Wadzanai Mhute is a Zimbabwe-born author, journalist, and former Oprah Daily books editor who founded Antsu Literary Agency to bring diverse, globally rooted voices into the mainstream literary market across a wide range of fiction and nonfiction genres.
In brief
Wadzanai Mhute is a genuine publishing insider: her background spans MFA-level craft training (Brooklyn College, Himan Brown Award), elite journalism (Columbia MSc.), and hands-on editorial work shaping Oprah's Book Club coverage — a rare trifecta that gives her both commercial instincts and deep literary credibility.
She founded Antsu Literary Agency herself, which means her list is still early-stage and actively growing — writers who query now are reaching an agent eager to build, not one who is already over-capacity.
No confirmed sales record is publicly available yet, so her list is defined entirely by her stated wishlist and editorial background rather than a pattern of closed deals — treat her as an acquisition-hungry new agent with unusually strong industry connections.
Her own debut novel centers on three generations of women in Zimbabwe, signaling that multigenerational, diaspora, and African-perspective narratives are likely to resonate deeply with her on a personal level.
She currently serves on the National Book Critics Circle Board, placing her at the center of literary conversation and award culture — a strong signal that she values writing with serious literary ambition, even within commercial genres.
Lately
A new-agent spotlight published in mid-2025 confirmed that Wadzanai was actively open to submissions across all listed genres and outlined her full submission requirements, including email-only queries with the manuscript material pasted directly into the body of the message.

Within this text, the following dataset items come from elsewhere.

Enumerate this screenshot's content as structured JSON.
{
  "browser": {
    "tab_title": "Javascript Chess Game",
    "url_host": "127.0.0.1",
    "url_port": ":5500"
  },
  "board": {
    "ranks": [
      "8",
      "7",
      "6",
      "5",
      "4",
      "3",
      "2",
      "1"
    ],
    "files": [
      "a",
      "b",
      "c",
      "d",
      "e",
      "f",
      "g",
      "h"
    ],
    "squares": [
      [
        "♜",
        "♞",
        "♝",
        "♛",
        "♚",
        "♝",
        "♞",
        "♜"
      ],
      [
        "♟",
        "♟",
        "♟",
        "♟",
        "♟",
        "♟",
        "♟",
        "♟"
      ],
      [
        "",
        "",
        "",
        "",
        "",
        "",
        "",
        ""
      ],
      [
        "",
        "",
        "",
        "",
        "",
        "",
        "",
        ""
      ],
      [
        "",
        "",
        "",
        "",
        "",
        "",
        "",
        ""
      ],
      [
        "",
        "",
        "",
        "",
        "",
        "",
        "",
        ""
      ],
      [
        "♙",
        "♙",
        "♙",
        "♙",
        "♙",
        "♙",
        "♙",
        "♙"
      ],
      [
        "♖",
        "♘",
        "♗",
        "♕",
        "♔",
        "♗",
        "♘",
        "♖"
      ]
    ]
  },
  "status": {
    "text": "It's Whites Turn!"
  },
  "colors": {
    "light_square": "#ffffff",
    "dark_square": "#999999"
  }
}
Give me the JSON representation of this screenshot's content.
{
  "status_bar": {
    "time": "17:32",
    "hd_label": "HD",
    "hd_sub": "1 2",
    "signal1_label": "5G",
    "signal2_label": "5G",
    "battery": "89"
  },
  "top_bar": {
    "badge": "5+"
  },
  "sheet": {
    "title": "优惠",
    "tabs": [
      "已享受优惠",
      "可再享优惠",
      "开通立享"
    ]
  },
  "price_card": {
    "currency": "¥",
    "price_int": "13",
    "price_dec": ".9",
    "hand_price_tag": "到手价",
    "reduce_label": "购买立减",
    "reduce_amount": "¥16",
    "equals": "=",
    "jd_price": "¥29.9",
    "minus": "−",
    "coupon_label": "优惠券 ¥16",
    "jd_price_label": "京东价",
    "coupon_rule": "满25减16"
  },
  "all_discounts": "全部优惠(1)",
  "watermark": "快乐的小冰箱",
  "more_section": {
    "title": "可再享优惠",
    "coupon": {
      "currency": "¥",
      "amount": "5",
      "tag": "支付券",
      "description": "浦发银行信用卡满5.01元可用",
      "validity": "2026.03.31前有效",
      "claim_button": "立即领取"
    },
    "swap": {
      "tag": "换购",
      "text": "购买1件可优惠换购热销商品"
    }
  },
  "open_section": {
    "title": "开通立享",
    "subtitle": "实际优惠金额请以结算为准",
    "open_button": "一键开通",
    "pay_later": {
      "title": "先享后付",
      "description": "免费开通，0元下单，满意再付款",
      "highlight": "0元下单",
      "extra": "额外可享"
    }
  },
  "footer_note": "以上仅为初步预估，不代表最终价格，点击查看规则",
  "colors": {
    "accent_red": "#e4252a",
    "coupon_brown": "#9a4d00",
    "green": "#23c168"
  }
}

What Wadzanai is looking for
Given her MFA background, her work at Oprah's Book Club, and her own novel-in-progress about Zimbabwean women across generations, literary fiction is almost certainly her deepest passion. Expect her to be drawn to work with strong prose craft, complex interiority, and cultural or historical weight — particularly stories rooted in underrepresented geographies or communities.

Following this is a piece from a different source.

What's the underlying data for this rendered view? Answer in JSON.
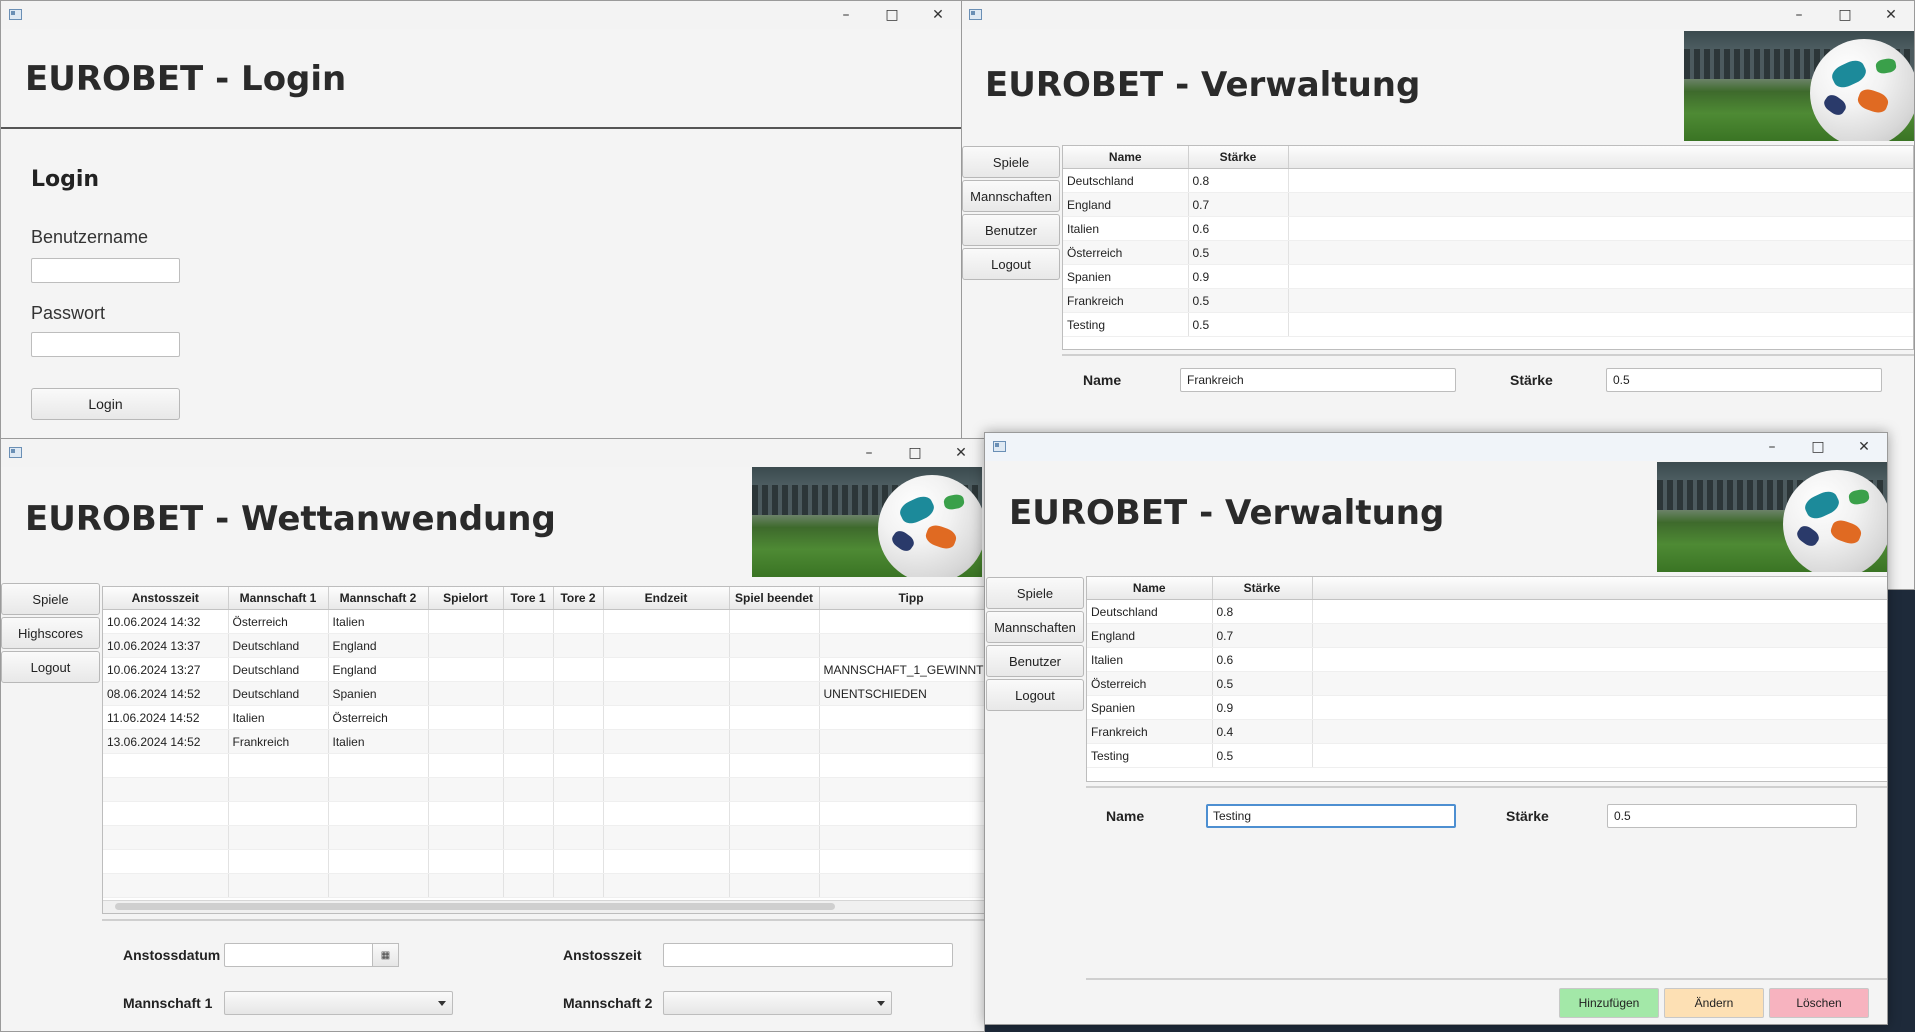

Actively sought alongside literary fiction. Her personal project and editorial history suggest an appetite for historical work that illuminates lives and cultures that mainstream publishing has overlooked, especially outside the Western canon.
Welcomed across the list. Work that engages with present-day social realities, identity, family, or diaspora experience is likely to align with her broader vision of championing diverse voices.

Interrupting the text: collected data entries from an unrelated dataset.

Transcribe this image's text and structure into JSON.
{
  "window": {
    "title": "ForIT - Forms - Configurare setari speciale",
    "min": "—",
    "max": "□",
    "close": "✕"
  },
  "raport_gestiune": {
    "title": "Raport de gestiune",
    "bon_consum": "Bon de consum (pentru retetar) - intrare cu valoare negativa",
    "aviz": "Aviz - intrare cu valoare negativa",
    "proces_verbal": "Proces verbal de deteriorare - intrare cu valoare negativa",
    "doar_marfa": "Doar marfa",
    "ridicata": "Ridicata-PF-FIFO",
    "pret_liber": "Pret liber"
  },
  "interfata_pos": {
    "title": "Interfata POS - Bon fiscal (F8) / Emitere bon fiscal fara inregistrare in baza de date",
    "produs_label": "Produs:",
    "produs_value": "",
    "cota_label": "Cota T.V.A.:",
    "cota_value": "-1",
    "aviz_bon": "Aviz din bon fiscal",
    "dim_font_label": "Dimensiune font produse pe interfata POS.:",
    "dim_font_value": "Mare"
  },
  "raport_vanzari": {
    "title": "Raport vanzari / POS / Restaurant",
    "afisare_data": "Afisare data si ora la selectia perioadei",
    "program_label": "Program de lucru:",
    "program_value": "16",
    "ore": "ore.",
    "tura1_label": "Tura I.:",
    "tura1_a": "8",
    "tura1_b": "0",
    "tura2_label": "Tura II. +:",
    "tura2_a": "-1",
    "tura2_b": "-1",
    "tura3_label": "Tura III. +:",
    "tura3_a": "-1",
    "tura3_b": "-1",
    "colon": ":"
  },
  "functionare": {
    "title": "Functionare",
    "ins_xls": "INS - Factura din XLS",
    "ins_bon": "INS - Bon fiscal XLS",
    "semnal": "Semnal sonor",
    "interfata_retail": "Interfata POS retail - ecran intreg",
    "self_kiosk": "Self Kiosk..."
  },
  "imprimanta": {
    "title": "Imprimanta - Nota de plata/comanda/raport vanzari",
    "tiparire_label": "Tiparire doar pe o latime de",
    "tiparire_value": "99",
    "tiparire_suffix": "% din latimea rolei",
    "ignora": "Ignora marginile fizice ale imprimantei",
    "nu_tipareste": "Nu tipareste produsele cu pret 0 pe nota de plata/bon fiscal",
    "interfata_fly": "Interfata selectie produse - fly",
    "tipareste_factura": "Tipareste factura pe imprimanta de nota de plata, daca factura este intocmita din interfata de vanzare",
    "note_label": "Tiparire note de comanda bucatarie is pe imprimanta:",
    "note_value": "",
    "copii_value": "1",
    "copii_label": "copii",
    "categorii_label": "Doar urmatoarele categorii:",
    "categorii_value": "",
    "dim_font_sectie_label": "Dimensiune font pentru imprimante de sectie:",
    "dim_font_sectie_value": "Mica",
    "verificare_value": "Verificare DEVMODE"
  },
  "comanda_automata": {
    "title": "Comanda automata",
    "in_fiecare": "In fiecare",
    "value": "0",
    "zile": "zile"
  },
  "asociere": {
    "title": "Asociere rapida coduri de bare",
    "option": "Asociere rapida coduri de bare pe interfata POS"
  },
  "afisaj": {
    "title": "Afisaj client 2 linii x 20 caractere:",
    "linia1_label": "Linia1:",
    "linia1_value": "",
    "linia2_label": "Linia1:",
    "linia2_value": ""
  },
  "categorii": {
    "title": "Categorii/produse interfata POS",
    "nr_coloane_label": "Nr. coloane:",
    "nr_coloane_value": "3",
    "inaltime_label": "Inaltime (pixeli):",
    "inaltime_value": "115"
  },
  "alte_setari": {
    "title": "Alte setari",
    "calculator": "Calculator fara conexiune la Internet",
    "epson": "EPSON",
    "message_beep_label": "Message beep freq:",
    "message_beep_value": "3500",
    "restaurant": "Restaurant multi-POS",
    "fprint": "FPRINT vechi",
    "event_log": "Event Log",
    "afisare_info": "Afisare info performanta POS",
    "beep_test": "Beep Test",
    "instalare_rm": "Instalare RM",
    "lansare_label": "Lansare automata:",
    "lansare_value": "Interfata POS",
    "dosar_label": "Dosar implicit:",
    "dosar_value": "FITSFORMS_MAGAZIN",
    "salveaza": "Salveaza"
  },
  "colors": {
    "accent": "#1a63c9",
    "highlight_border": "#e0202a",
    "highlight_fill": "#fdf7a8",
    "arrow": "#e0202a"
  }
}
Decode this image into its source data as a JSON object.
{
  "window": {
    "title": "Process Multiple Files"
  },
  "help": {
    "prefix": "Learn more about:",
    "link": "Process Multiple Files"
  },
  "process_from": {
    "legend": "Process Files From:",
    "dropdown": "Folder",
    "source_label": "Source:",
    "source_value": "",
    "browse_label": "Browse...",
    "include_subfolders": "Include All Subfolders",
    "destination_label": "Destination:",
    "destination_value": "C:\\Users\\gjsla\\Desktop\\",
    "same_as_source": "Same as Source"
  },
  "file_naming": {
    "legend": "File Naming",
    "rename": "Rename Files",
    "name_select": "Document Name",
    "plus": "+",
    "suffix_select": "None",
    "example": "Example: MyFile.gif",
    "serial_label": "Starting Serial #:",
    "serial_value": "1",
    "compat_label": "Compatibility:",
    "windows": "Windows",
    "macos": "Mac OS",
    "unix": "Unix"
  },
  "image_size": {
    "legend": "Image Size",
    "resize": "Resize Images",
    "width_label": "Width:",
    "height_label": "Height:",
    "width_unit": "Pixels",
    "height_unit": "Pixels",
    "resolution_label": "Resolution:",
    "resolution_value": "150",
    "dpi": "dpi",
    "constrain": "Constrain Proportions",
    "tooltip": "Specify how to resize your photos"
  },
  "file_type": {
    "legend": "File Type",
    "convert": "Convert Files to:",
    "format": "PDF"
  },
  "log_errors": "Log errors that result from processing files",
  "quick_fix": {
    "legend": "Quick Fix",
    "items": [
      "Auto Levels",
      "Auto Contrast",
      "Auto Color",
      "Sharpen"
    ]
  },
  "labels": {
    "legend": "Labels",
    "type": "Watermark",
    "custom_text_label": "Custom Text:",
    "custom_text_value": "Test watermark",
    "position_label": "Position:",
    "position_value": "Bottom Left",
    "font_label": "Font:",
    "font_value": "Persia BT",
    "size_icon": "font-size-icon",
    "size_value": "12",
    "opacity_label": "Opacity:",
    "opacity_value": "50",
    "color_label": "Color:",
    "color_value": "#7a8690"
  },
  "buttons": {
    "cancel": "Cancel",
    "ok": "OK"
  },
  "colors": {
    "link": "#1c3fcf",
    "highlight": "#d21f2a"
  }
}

Both thriller and mystery appear explicitly on her list. Her journalism background gives her an affinity for propulsive, research-grounded narratives, and she may be especially drawn to entries in these genres that center protagonists or settings rarely seen in commercial suspense.
Actively seeking work in both genres. The breadth of her list suggests she is open to a range of approaches, from grounded speculative fiction to fully built secondary worlds, particularly where these genres serve as vehicles for exploring identity, culture, or social critique.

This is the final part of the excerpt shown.